FIG. 1 shows a cross-sectional structure of a metal sandwich panel

[Explanation of symbols]

 1, 2: metal face plate, 3: resin foam

 ──────────────────────────────────────────────────続 き Continuing on the front page (72) Inventor Yasuaki Nakata 7-1 Takayashinmachi, Ichikawa City, Chiba Prefecture Nisshin Steel R & D Co., Ltd. (72) Inventor Takashi Hashiba 1021 Tomizukacho, Isesaki City, Gunma Prefecture (72) Inventor, etc.Takada et al. 1021 Tomizuka-cho, Isesaki-shi, Gunma F-term (reference) 4F074 AA60 AB01 AB05 AC20 AC33 AG10 BA39 BA40 BA43 BA44 BA75 BB01 BB03 BB06 BC02 DA18 DA20 DA54 DA59 4J002 AE052 CC031 CH052 CP032 DE146 DK006 EA017 EB027 ED027 FD136 FD202 FD327

Claims (3)

[Claims] 1. A resol-type phenolic resin is prepared by mixing a foam stabilizer, a foaming agent, and a flame retardant, and a curing agent is added and mixed, and foamed and cured to be used in the production of a metal sandwich panel or metal siding.
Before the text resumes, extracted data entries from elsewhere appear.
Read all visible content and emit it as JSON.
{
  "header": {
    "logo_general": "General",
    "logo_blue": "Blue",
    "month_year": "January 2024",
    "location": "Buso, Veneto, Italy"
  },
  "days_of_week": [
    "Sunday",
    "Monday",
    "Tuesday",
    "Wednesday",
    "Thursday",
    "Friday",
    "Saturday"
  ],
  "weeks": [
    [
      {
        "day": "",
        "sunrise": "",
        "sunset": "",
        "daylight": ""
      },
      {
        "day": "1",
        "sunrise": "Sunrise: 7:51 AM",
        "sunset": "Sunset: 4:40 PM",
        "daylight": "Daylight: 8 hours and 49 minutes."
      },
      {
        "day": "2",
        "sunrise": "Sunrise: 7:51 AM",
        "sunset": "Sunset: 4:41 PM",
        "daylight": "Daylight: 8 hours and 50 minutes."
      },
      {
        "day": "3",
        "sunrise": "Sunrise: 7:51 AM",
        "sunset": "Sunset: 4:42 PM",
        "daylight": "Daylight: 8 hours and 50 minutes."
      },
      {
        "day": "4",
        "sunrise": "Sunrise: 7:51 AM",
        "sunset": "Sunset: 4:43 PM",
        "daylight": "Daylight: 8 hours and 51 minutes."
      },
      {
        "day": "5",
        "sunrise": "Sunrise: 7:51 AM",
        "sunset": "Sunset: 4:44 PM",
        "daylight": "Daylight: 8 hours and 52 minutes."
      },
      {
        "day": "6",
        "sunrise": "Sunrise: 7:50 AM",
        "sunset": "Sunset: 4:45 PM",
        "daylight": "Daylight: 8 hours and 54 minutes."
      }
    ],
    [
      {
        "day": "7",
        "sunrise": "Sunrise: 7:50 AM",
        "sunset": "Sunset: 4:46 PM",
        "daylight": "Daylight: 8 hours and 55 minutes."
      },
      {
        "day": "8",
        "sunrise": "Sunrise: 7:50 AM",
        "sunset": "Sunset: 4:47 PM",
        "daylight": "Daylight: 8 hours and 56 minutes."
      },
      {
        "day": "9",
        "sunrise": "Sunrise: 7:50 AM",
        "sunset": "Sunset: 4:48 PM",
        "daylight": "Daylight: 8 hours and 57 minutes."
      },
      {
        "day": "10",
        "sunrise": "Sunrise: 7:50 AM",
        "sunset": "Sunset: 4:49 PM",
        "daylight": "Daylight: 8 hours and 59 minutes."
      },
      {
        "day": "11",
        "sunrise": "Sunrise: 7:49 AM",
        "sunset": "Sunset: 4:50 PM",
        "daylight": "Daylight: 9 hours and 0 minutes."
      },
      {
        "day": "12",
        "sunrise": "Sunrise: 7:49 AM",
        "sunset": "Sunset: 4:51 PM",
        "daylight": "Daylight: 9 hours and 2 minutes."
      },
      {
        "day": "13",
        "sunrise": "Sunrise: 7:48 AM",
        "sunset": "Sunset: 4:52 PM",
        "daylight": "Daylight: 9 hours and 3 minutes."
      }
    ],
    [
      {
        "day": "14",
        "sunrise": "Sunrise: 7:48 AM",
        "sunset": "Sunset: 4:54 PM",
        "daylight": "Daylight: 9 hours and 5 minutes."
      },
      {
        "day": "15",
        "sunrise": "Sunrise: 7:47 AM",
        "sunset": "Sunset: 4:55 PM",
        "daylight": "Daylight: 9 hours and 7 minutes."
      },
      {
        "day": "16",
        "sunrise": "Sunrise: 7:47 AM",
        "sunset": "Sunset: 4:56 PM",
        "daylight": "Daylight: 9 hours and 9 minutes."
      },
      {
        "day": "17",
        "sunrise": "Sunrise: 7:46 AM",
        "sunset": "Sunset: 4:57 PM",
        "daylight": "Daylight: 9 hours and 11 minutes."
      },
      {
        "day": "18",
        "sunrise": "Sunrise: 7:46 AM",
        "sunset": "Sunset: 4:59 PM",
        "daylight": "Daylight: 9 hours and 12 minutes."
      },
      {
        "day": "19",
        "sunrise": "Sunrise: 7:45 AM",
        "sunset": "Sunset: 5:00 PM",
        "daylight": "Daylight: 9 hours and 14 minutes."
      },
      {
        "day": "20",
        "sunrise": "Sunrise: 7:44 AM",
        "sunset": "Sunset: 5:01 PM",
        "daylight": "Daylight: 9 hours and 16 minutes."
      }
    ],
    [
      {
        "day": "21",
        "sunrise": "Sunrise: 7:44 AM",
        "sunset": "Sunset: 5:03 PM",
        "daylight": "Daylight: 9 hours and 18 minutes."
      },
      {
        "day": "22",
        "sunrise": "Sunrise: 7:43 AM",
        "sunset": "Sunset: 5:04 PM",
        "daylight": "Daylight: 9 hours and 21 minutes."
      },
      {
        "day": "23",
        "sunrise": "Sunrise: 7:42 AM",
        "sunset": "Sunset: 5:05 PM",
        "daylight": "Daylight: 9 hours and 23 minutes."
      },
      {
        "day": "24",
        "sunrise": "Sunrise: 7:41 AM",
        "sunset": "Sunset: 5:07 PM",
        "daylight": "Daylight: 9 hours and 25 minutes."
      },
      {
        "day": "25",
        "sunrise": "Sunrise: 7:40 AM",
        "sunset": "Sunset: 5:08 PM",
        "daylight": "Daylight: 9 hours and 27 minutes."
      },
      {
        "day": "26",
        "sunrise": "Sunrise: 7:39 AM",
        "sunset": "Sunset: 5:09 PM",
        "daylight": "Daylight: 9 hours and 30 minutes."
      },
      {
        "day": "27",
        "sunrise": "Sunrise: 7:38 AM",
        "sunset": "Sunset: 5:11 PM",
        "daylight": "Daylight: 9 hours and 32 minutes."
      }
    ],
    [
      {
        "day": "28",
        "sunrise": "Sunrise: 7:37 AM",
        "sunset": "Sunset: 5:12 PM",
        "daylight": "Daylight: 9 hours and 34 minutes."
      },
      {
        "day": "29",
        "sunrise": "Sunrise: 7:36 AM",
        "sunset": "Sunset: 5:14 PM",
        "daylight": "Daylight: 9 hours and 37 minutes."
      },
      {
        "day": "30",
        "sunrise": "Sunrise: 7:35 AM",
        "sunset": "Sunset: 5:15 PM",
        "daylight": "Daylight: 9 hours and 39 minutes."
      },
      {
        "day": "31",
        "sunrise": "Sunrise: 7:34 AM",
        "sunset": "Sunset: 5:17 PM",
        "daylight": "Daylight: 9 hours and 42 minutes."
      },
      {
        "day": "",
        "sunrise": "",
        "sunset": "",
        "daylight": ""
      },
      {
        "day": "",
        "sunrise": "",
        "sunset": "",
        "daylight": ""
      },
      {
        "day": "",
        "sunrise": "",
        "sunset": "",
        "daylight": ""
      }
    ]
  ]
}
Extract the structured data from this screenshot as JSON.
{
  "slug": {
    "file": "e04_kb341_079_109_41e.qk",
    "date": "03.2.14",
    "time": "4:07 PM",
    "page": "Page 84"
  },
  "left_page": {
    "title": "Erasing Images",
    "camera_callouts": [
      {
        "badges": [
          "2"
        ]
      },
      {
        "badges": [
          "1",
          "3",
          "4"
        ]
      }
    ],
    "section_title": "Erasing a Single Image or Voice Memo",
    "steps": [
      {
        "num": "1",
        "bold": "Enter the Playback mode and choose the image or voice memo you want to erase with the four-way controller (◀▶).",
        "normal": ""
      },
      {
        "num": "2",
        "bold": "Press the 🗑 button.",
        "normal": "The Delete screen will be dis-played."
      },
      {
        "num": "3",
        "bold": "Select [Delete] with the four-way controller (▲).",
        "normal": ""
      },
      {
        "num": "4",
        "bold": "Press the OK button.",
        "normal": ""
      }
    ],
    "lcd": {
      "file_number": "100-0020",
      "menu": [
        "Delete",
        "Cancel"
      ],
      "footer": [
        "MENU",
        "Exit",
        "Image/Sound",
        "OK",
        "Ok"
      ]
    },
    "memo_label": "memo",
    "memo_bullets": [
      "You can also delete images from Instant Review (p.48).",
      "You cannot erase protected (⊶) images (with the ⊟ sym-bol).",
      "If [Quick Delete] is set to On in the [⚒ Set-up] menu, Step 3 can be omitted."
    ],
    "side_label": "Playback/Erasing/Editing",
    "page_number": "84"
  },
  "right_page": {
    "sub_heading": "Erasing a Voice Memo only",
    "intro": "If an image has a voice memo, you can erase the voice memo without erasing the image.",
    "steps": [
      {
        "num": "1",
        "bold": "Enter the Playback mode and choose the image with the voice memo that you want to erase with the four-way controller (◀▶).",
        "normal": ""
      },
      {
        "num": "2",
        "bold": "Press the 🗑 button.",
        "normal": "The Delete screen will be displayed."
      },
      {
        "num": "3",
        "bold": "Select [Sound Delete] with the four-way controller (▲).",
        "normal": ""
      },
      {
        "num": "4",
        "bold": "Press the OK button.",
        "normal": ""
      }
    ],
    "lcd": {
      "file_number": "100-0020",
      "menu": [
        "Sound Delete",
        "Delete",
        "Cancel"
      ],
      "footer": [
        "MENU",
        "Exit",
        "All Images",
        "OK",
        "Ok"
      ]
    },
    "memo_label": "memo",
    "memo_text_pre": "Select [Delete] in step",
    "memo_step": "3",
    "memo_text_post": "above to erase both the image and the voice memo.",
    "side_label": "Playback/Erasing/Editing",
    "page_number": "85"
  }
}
A resol-type phenolic resin compound, wherein the raw material resol-type phenolic resin has an average molecular weight of 250 to 400 and a viscosity of:
A resol type phenolic resin compound for producing a phenol foam, which has a flame retardant content of 1200 mPas or less and 20 to 150 parts by weight based on 100 parts by weight of the resol type phenol resin. 2. The resol-type phenolic resin compound for producing a phenol foam according to claim 1, wherein the water content of the resol-type phenolic resin as a raw material is 9% or less. 3. The resol type for producing a phenol foam according to claim 1, wherein the flame retardants are aluminum hydroxide and boric acid, and the mixing ratio thereof is 0/10 to 10/0 parts by weight. Phenolic resin compound.